Figure 2 shows a simple food-processing business. An individual who produces a certain kind of fresh vegetables or fruits processes them at home and sells them at a local market.
Figure 3 is a modified version of figures 1 and 2. In the first two models, the end users are local people, but in figure 3 the end users are tourists. They visit the place for sightseeing. At the same time, they buy fresh produce or local specialties at cheaper prices than in their own towns. They spend money at the local market. This is a good community business which can contribute to improving the livelihoods of the local producers.
Let’s look at some cases of the Local Production Local Consumption Model.
<Case 1: Selling Fresh Vegetables and Fruit>
This shows a local market in Katsuura, Chiba, Japan. Since they put up tents and organize a market only in the morning (6:00 – 11:00 except Wednesday), it is called the Morning Market. Local people who wanted to sell their fresh produce on the street organized the Morning Market Operation Committee. Anybody can become a member of the committee as long as they pay a registration fee. Only the members are allowed to sell their products on the street.
In addition to the registration fee, they have to pay an exhibition fee, depending on the width of the space that they want to use. There are four different exhibition fees: 1 X yen for a width of less than 0.9 meters; 1.5 X yen for a width of less than 1.8 meters; 2.5 X yen for a width of less than 2.7 meters; and 3.5 X yen for a width of less than 3.6 meters. This morning market is well organized, and the street is not messy at all. The registration fees and exhibition fees are used for the operation of the morning market, such as for cleaning the streets and holding a year-end party for the members.

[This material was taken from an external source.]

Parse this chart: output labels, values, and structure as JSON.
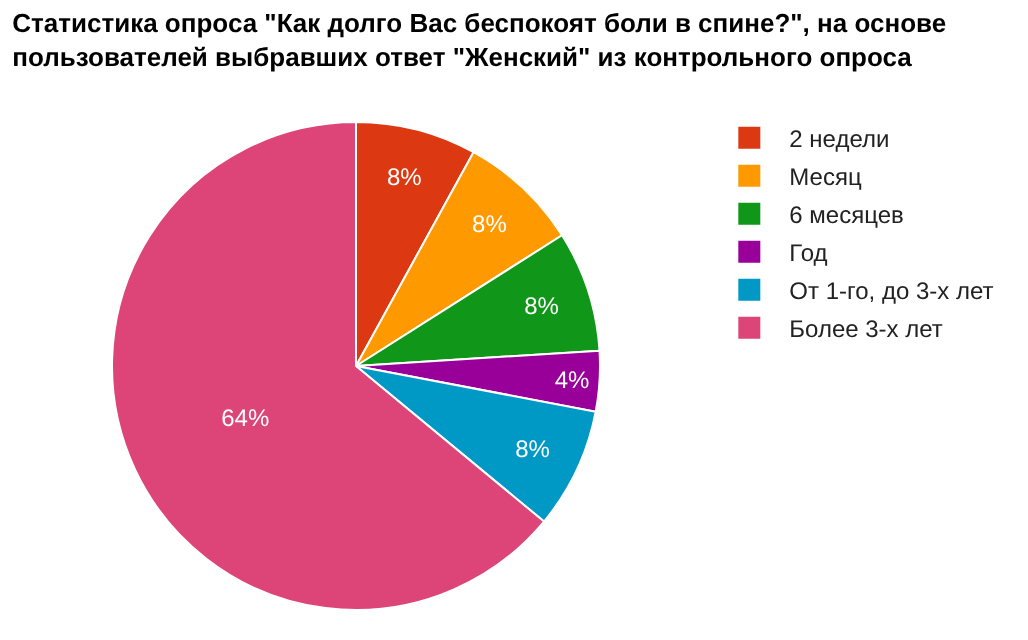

<Morning Market (Katsuura, Chiba, Japan)>
<Case 2: Selling Processed Food on the Street>
In Bontoc, Mountain Province, Philippines, there is a woman who is making rice cakes called Patu Patu. She sells them at the bus terminal, and earns a lot of money. Patu Patu are traditional local sweets made of rice paste wrapped with banana leaves. She makes Patu Patu at home, and carries them to the bus terminal, where she sells them every day. Since local people like Patu Patu very much, they buy them for their snacks before getting on the bus. Other than passengers, a lot of local people come to the bus terminal to buy Patu Patu from her. Her Patu Patu business is really booming. With the money she had earned, she was able to send her children to college.
<Case 3: Local Market + Tourism Promotion>
This is another example of the Local Production and Local Consumption model. In Thailand, there are a lot of floating markets. Among them, the Damnoen Saduak Floating Market, which is 100km southwest of Bangkok, is very large and famous, and its exotic atmosphere attracts a lot of foreign tourists. Every morning, a lot of local people living in the area bring some products that they produce to the market, and sell them to local people and foreign tourists. In this floating market, the exotic atmosphere adds value to the local market, which makes it possible that locally produced products are consumed by both local people and tourists. The Thai government provides some support for the market. For instance, the local government assigns police officers there for security, and the Ministry of Tourism advertises the floating market in their tourism promotion strategy.